As of posting this I’ve wrapped up my work week and I am planning how to spend the first official three day weekend of the vague, loosely-defined stretch of relative seasonal warmth that begins… um… now.

Planting the Garden

As evidenced by the mid-week snow storm we experienced on Tuesday night I was right to put off planting my seeds until, as my grandmother advised me, the May long weekend. Now I’ve got a small collection of packets containing seeds for lettuce, carrots, beets, radishes, beans, peas, and other eclectic veggies that caught my eye… and they are going in the ground before I go back to work.

Priming the Yard

While I’ve casually poked away at this for the last month because the weather has been cooperative, it’s time to get serious and get up to my elbows in soil and grass clippings. Everything needs either a trim, rake, edging, turning, tossing, or pruning, and this weekend is prime time to tackle that chore before the real growth season kicks in and I can’t keep up. That new lawnmower is going to get broken in by the end of the three-day break.

Summer Training

The trails are bare and the weather is perfect. While I may not be tuning up for any particular races, for the last dozen years spring and the May long weekend has always meant that it was time to get serious about summer running training.

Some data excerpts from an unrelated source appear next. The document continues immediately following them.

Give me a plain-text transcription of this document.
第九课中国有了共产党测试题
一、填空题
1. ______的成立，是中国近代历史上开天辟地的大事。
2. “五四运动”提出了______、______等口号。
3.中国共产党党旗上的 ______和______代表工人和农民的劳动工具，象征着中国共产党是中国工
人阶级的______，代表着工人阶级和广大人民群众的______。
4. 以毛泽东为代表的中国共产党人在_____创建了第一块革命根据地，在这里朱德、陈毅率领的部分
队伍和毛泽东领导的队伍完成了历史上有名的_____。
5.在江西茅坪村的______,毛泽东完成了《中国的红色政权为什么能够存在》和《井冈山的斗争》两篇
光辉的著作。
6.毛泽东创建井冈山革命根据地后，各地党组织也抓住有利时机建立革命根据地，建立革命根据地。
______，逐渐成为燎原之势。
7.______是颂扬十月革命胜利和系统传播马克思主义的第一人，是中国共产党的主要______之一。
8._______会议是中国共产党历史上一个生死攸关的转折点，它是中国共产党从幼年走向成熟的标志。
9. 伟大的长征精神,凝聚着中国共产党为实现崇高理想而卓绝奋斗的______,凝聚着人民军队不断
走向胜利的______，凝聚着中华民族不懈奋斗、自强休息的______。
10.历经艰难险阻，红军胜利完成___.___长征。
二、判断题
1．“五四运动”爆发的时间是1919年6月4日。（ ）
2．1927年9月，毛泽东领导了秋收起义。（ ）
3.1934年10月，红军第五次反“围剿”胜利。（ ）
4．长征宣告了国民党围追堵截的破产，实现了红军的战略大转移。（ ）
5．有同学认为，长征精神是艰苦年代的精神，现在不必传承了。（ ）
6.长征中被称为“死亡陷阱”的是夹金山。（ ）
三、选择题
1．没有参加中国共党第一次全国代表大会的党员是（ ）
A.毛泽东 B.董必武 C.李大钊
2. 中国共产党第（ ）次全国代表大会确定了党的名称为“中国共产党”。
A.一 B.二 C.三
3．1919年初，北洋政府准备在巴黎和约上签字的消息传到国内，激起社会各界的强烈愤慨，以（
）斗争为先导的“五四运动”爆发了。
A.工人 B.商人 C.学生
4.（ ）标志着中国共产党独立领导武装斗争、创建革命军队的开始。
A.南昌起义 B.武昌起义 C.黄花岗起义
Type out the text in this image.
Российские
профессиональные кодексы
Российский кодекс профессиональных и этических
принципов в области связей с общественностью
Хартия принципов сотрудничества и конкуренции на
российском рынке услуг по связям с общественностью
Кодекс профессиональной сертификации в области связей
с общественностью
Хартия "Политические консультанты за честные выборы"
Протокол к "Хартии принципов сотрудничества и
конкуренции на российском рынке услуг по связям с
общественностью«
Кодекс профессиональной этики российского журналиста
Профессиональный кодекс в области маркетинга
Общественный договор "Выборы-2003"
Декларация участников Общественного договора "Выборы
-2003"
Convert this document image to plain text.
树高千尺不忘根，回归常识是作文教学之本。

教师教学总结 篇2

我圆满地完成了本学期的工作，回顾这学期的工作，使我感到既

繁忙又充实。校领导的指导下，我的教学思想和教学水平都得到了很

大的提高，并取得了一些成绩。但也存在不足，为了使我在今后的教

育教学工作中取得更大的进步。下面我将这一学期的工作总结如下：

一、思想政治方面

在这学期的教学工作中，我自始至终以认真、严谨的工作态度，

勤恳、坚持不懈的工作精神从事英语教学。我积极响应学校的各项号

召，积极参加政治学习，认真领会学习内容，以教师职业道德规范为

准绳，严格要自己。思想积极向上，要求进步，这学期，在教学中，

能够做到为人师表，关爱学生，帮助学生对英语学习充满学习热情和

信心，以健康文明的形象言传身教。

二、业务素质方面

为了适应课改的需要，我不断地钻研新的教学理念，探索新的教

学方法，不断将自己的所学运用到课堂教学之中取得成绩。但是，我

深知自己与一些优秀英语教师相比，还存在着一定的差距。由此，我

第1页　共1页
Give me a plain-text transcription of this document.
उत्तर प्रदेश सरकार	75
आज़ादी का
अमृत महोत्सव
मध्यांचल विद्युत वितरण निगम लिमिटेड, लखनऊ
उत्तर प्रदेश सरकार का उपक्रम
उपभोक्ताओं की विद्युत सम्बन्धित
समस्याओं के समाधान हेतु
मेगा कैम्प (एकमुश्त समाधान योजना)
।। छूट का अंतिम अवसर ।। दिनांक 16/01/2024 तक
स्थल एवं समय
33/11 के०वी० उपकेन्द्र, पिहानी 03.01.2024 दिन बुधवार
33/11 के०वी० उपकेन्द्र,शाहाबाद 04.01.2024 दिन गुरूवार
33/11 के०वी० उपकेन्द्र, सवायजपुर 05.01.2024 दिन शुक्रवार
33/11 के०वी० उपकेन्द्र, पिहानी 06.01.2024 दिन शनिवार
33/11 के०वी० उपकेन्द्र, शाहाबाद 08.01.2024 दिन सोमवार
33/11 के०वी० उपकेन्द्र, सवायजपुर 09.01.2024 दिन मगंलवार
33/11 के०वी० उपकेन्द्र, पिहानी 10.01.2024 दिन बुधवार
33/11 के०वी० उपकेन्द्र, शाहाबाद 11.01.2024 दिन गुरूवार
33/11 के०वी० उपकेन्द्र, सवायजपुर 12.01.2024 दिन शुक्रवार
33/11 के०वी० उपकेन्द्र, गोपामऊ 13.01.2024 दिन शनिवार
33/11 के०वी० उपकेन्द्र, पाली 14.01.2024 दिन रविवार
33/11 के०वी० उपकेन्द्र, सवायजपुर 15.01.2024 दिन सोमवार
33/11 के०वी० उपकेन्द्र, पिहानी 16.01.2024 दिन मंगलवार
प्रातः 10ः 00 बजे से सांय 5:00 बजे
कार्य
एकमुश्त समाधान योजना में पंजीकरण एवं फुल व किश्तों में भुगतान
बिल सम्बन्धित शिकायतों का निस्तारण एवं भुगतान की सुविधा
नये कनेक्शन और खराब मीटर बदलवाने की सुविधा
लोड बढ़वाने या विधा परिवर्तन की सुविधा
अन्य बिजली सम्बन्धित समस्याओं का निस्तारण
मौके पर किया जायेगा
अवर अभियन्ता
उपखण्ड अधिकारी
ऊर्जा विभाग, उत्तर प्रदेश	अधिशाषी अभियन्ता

I would like to run a half marathon this summer, even if it is just a quiet, lonely run tracked by nothing other than my watch. That said, my whole crew is vaccinated and the restrictions start to lift next week so something more social is probably on the agenda somewhere.

Family Campfire

I’ve already been excitedly posting about my early dabbling with the backyard campfire, and have posted a couple learned lessons from the action-so-far. That said, the summer plan was to crank up the heat (literally) on my outdoor culinary efforts and May long weekend is looking to be a beautiful, sunshiny opportunity to spark up some coals, break out the cast iron and roast up some meals outside.

Local Adventure

And finally, while we still can’t go too far I plan on taking the dog and the family for a good local hike to explore some river valley trails or the winding paths through the local creek ravine. The news was already warning folks to heed crowds in popular parks and recreational areas around town and outside the city, but my years on the trails have earned me some secret knowledge about interesting places to check out that will likely be less crowded.